Thursday, February 4, 2010
Earlier this week, at the PLI Law Firm Leadership and Management Institute ... Dean David Van Zandt, of Northwestern University School of Law, offered some reflections on the future of legal education. ...
One of his most interesting tidbits was the starting salary that would constitute a “break-even point” for going to law school. In other words, what salary would you have to earn upon graduation in order to make going to law school an economically rational decision?
Van Zandt and some of his Northwestern colleagues did a study to determine the added value of a J.D. degree. They concluded that the break-even starting salary for a law school graduate is $65,000. Put another way, going to a law school with a median salary upon graduation that’s below $65,000 is not a wise investment.
Schools with median starting salaries under $65,000, which generally land somewhere in the 70s in the U.S. News & World Report rankings, are not good values. They need to either lower their cost to students and/or improve job opportunities for their graduates, according to Van Zandt.

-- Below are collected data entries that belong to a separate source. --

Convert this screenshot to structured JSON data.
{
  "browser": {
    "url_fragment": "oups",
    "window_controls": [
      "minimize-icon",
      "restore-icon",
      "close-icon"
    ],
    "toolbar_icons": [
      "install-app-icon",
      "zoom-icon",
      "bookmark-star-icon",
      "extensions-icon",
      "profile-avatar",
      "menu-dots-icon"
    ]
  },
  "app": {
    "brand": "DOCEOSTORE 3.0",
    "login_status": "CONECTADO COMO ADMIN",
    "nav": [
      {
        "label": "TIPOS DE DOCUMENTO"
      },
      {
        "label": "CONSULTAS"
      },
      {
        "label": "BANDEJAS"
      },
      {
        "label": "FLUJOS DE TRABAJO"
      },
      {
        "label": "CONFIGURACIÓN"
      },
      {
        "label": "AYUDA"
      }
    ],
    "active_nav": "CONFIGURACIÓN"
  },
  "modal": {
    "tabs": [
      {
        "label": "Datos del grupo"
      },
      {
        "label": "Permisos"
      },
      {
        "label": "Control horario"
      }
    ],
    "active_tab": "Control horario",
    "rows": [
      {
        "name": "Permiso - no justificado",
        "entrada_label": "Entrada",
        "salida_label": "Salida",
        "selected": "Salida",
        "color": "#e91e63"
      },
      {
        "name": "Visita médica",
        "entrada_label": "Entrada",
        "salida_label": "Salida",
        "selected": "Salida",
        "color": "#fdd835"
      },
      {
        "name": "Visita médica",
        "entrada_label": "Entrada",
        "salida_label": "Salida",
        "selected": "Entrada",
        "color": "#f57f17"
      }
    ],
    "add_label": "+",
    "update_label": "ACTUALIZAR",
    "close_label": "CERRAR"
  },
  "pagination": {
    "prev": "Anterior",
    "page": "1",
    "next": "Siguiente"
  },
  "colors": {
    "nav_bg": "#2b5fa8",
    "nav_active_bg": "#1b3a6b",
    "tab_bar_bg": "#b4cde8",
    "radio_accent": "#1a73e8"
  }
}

(A break-even point of $65K seems low to us, given high law school tuition, the borrowing costs associated with student loans, and the opportunity cost of going to law school when you could be earning a salary in some other industry. We’ve reached out to Dean Van Zandt to ask for more detail about the data he utilized and the assumptions he made in reaching his conclusion. Another academic, [Tax Prof] Herwig Schlunk of Vanderbilt Law, believes that the break-even point is much higher.)